Les détails qui racontent
Au-delà des grandes salles, c’est dans les détails que l’on saisit l’âme du lieu. Remarquez les marques de carrière sur les pierres de lave des murs extérieurs : des traces laissées par les tailleurs de pierre médiévaux, une signature humaine sur un matériau aussi puissant et naturel que la lave. Puis, il y a les armoiries au-dessus de certains portails, effacées par le temps mais encore reconnaissables, qui parlent des familles qui vécurent ici. Dans la cour, cherchez la citerne pour la collecte des eaux de pluie : un détail pratique de la vie quotidienne dans une forteresse. Et les escaliers en colimaçon dans les tours ? Ils sont étroits, sombres, et les monter est un petit voyage dans le temps. On se sent un peu comme devaient se sentir les sentinelles il y a des siècles. Ce sont ces éléments, souvent négligés, qui pour moi transforent la visite d’une leçon d’histoire en une expérience tactile et presque intime avec le passé.
Pourquoi le visiter
Pour au moins trois raisons concrètes. Premièrement, c’est le moyen le plus immédiat de toucher du doigt la Catane médiévale dans une ville dominée par le baroque. Deuxièmement, le musée civique qu’il abrite est compact mais riche : en une heure ou un peu plus, vous obtenez un excellent aperçu de l’histoire de la ville, de l’Antiquité à l’art moderne, sans avoir à courir vers plusieurs sites dispersés. Troisièmement, sa position centrale le rend parfait pour l’inclure dans n’importe quel itinéraire quotidien : vous pouvez facilement le combiner avec une visite de la cathédrale, un arrêt au marché aux poissons ou une promenade le long de la via Etnea. C’est un concentré d’histoire et de culture accessible, sans fioritures, qui donne de la substance à la visite de Catane.
Quand y aller
Le meilleur moment ? Sans aucun doute le début d’après-midi, surtout pendant les mois les plus chauds. Les murs épais du château offrent un rafraîchissement naturel face au soleil brûlant de Catane. Les salles intérieures sont fraîches, presque feutrées, et la lumière qui filtre des hautes fenêtres est magnifique. En hiver, en revanche, une matinée claire peut offrir une lumière rasante qui met en valeur les volumes de la pierre de lave. Évitez les heures d’affluence du week-end si vous préférez un peu de tranquillité. J’y suis allé en milieu d’après-midi un mardi de septembre, et c’était parfait : peu de monde, un silence rompu seulement par les pas sur les pierres, et cette atmosphère suspendue que seuls les lieux anciens savent offrir.
Aux alentours
En sortant du château, vous avez deux options thématiques proches qui enrichissent le contexte.
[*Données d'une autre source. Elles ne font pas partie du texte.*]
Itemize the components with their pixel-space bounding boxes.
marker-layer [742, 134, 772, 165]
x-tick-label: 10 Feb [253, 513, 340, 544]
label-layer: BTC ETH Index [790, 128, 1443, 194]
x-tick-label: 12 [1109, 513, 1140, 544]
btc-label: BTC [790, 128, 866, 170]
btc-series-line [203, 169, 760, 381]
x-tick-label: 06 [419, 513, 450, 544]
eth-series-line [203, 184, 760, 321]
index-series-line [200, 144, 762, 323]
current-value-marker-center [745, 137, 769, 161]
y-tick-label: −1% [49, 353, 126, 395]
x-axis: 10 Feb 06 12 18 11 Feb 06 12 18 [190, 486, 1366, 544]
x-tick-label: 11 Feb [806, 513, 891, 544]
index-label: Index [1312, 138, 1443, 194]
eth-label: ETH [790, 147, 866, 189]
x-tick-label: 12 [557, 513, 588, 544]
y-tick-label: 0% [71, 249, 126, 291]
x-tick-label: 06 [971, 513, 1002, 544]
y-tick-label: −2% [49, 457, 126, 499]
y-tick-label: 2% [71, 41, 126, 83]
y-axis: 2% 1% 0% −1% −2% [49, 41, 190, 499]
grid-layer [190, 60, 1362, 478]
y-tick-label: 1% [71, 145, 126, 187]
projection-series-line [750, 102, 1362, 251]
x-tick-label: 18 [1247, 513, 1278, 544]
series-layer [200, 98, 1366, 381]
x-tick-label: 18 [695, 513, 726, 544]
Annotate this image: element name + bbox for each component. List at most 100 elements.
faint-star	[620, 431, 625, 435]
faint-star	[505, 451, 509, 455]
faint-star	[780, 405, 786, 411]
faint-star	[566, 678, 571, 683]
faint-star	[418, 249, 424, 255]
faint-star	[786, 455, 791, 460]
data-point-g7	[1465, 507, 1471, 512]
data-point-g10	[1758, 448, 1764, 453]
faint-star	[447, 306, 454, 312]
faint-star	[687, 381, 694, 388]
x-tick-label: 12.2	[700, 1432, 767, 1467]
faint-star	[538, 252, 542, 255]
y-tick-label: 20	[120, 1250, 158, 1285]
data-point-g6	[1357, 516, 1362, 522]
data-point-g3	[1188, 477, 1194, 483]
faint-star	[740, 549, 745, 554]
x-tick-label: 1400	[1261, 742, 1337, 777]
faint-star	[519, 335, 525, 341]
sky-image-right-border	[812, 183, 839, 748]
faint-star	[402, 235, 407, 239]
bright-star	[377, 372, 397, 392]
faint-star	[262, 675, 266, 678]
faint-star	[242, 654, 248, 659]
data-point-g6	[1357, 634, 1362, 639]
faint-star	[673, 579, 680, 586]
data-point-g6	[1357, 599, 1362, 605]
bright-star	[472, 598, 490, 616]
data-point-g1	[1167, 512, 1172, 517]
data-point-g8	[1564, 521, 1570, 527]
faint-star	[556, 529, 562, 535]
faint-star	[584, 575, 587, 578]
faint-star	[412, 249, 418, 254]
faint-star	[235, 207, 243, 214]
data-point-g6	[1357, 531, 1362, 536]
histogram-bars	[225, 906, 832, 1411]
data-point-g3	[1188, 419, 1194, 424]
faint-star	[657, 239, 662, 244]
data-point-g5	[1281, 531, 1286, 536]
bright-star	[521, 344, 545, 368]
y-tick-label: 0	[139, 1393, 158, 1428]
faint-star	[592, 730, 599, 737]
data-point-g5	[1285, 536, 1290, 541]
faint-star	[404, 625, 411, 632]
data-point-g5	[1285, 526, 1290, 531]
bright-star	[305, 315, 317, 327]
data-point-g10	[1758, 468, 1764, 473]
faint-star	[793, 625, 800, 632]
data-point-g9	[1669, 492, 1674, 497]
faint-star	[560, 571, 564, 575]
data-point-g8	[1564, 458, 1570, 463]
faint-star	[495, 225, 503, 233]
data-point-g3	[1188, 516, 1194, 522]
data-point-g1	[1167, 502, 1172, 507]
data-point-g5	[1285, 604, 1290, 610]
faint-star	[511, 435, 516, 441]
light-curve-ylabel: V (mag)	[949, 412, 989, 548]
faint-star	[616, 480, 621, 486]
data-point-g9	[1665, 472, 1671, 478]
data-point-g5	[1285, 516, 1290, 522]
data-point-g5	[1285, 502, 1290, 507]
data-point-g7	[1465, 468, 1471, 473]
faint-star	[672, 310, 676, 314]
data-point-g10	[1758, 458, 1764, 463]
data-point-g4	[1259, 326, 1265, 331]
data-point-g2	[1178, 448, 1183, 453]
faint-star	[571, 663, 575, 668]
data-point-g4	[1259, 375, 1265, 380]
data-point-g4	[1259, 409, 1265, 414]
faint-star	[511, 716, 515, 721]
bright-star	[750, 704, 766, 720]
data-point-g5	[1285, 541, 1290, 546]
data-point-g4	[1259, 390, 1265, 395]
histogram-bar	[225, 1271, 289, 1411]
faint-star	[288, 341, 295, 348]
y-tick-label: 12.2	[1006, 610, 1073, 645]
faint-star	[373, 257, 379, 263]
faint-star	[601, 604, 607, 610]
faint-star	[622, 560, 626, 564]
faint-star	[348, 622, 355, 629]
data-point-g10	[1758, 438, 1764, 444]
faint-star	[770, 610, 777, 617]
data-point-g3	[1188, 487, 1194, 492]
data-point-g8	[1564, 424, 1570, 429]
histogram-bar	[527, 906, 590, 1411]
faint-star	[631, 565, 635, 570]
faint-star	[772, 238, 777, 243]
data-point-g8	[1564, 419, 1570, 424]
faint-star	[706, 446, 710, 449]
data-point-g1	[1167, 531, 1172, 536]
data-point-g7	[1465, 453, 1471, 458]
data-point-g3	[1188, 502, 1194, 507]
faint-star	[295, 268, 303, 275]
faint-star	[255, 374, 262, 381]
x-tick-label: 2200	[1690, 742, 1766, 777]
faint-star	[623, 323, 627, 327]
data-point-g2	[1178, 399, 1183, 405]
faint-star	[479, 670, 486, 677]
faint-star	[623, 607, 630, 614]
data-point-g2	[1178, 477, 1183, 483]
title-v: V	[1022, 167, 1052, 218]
À deux pas, sur la Piazza Duomo, se trouve la Fontaine de l’Éléphant (u Liotru), le symbole de la ville, sculptée en pierre de lave et dotée d’une histoire légendaire. C’est le lien parfait entre l’époque médiévale du château et le baroque catanais. Ou, si vous souhaitez poursuivre sur le fil de l’histoire antique, dirigez-vous vers le Théâtre Romain et l’Odéon, à quelques minutes à pied via Vittorio Emanuele. Ce sont des vestiges romains bien conservés, incrustés entre les palais, qui montrent une autre couche fondamentale de la ville. Deux expériences différentes, mais toutes deux vous font comprendre comment Catane est un palimpseste vivant d’époques.